Reputation: 368
I'm trying to measure the difference between timestamps using certain conditions. Using below, for each unique ID
, I'm hoping to subtract the End Time
where Item == A
and the Start Time
where Item == D
.
So the timestamps are actually located on separate rows.
At the moment my process is returning an error. I'm also hoping to drop the .shift()
for something more robust as each unique ID
will have different combinations. For ex, A,B,C,D
- A,B,D
- A,D
etc.
df = pd.DataFrame({'ID': [10,10,10,20,20,30],
'Start Time': ['2019-08-02 09:00:00','2019-08-03 10:50:00','2019-08-05 16:00:00','2019-08-04 08:00:00','2019-08-04 15:30:00','2019-08-06 11:00:00'],
'End Time': ['2019-08-04 15:00:00','2019-08-04 16:00:00','2019-08-05 16:00:00','2019-08-04 14:00:00','2019-08-05 20:30:00','2019-08-07 10:00:00'],
'Item': ['A','B','D','A','D','A'],
})
df['Start Time'] = pd.to_datetime(df['Start Time'])
df['End Time'] = pd.to_datetime(df['End Time'])

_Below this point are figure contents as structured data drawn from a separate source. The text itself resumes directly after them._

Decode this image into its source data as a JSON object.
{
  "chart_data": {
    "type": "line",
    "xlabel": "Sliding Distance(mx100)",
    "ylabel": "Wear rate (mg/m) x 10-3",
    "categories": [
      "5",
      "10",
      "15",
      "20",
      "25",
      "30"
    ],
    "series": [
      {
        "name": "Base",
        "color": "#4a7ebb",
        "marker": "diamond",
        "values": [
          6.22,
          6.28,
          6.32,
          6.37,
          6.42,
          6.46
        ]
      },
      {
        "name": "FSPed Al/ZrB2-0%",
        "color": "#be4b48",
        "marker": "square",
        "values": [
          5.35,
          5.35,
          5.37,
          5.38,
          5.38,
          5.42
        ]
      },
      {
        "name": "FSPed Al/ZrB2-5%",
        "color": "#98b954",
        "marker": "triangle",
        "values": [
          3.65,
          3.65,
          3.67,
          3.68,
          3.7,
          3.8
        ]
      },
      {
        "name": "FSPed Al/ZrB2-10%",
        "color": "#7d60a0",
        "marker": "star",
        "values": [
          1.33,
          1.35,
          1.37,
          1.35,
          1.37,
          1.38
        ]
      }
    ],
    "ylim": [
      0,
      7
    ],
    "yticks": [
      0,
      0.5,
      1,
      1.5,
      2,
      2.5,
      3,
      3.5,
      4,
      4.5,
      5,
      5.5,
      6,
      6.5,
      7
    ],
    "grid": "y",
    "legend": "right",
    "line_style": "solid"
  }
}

df['diff'] = (df.groupby('ID')
.apply(lambda x: x['End Time'].shift(1) - x['Start Time'].shift(1))
.reset_index(drop=True))
Intended Output:
ID Start Time End Time Item diff
0 10 2019-08-02 09:00:00 2019-08-04 15:00:00 A NaT
1 10 2019-08-03 10:50:00 2019-08-04 16:00:00 B NaT
2 10 2019-08-05 16:00:00 2019-08-05 16:00:00 D 1 days 01:00:00
3 20 2019-08-04 08:00:00 2019-08-04 14:00:00 A NaT
4 20 2019-08-04 15:30:00 2019-08-05 20:30:00 D 0 days 01:30:00
5 30 2019-08-06 11:00:00 2019-08-07 10:00:00 A NaT
Upvotes: 1
Views: 42
Reputation: 862761
IIUC use:
df1 = df.pivot('ID','Item')
print (df1)
Start Time \
Item A B D
ID
10 2019-08-02 09:00:00 2019-08-03 10:50:00 2019-08-04 15:00:00
20 2019-08-04 08:00:00 NaT 2019-08-05 10:30:00
30 2019-08-06 11:00:00 NaT NaT
End Time
Item A B D
ID
10 2019-08-02 09:30:00 2019-08-03 11:00:00 2019-08-05 16:00:00
20 2019-08-04 14:00:00 NaT 2019-08-05 20:30:00
30 2019-08-07 10:00:00 NaT NaT
a = df1[('Start Time','D')].sub(df1[('End Time','A')])
print (a)
ID
10 2 days 05:30:00
20 0 days 20:30:00
30 NaT
dtype: timedelta64[ns]
Upvotes: 1
Reputation: 260835
df2 = df.set_index('ID')
df2.query('Item == "D"')['Start Time']-df2.query('Item == "A"')['End Time']
output:
ID
10 2 days 05:30:00
20 0 days 20:30:00
30 NaT
dtype: timedelta64[ns]
The issue is your fillna
, you can't have strings in a timedelta column:
df['diff'] = (df.groupby('ID')
.apply(lambda x: x['End Time'].shift(1) - x['Start Time'].shift(1))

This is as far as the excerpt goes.